On 6/8/2012 11:55 PM, David Froble wrote:
> JF Mezei wrote:
>> Keith Parris wrote:
>>
>>> Press reports say “Intel executive Kirk Skaugen … testified that the
>>> amended agreement between Intel and HP gave it access to the Itanium
>>> microprocessor through 2022, and that HP could extend it even longer.”
>>
>>
>> Shareholders will not tolerate HP continue to sink moey into that IA64
>> thing when customers are leaving it in droves.
>>
>> The fact that HP agreed to slow down development to space the remaining
>> 2 generations means that IA64 will not be competitive with each of those
>> 2 generations.
>>
>> Your boss, Whitman admitted to press analysts that there was nothing
>> that could be done to fix BCS and that HP was pinning its hopes on the
>> new project Odyssey that will run Linux and Windows.
>>
>> So HP has realised that with IA64 sales dropping like a brick, they
>> probably have to accelerate Oddyssey to market as fast as they can to be
>> able to offer a migration to the deffecting customers.
>>
>
> Ya know, I really do not understand this Odyssey thingy.
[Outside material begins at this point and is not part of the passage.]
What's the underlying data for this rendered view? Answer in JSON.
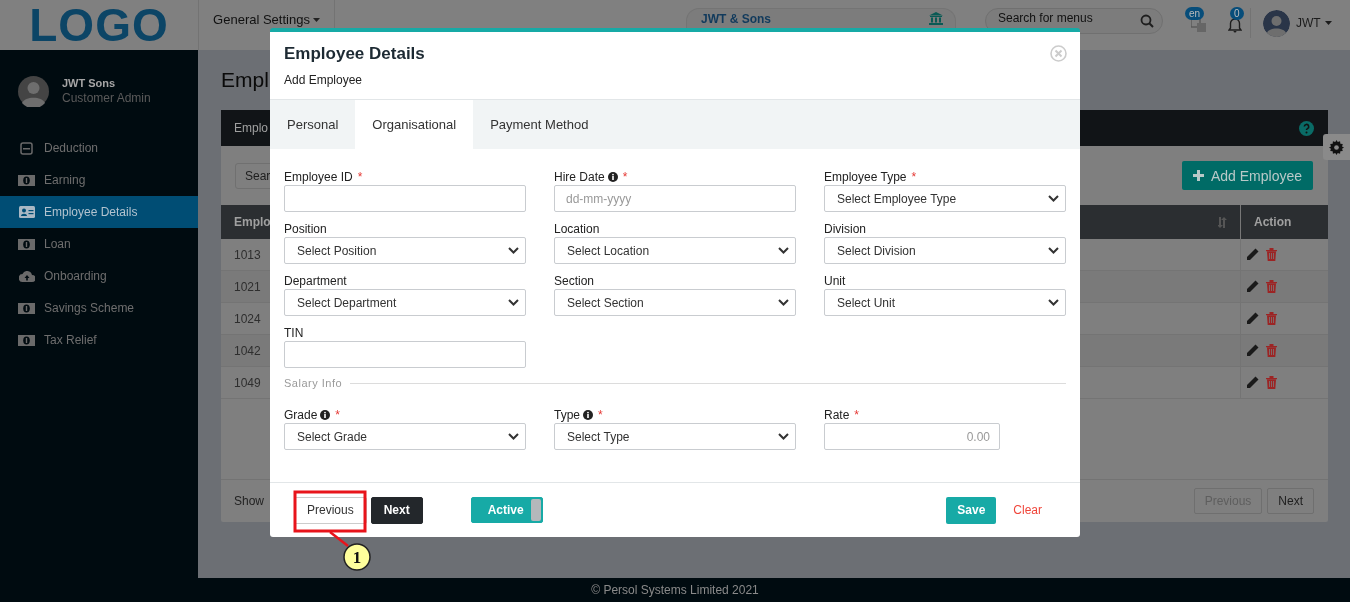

In the past,
> anyone who could easily leave VMS, and could accept the new environment,
> whatever it was, is most likely already gone. Some, I don't know how
> many, cannot move to weendoze or any Unix/Linux. So for them, what the
> hell good is round 2, or 3, or whatever, of trying to get these people
> to move to something that will not do the job for them, for whatever
> reasons.
>
> As I've wrote before, the applications I'm working with will not move
> off VMS. No way, no how. So, if there is no future for VMS, then there
> is no future for my applications, and that will mean starting over from
> scratch. Without some overwhelming reason, and I doubt there will be
> one, does anyone with a fraction of a brain think that I'm going to come
> near the entity that caused me all my problems with a thousand mile pole?
>
> So JF, while you claim to see fleeing customers, I see customers that
> given half a chance will be the most loyal HP has. Not because they like
> HP, but because they NEED VMS. The question then is, will HP blow off
> their potentially best customers?
>
> My perspective is, give the customers a chance, such as VMS on x86 and
> continuing development, and HP will have customers as long as x86 is a
> viable CPU. Even then, anything that replaces x86 will most likely have
> an easy upgrade path, if it wants to be successful.
>
> Thing is, whether HP has the people who could actually do the job, is a
> rather big question.
The handwriting has been on the wall for the last fifteen or twenty
years! People say "No! This cannot be!" The VMS community has fought
a valiant rear guard action! It hasn't changed much of anything!
VMS and VMS based applications are still around but there is damned
little new development going on. Those of us who know and love VMS
are getting older. I came on board in 1984. Prior to that my
background was largely IBM System 360/370 and IBM System/7.
I retired in 2004, not because I wanted to retire but because the PC &
Windows made everybody a "computer expert".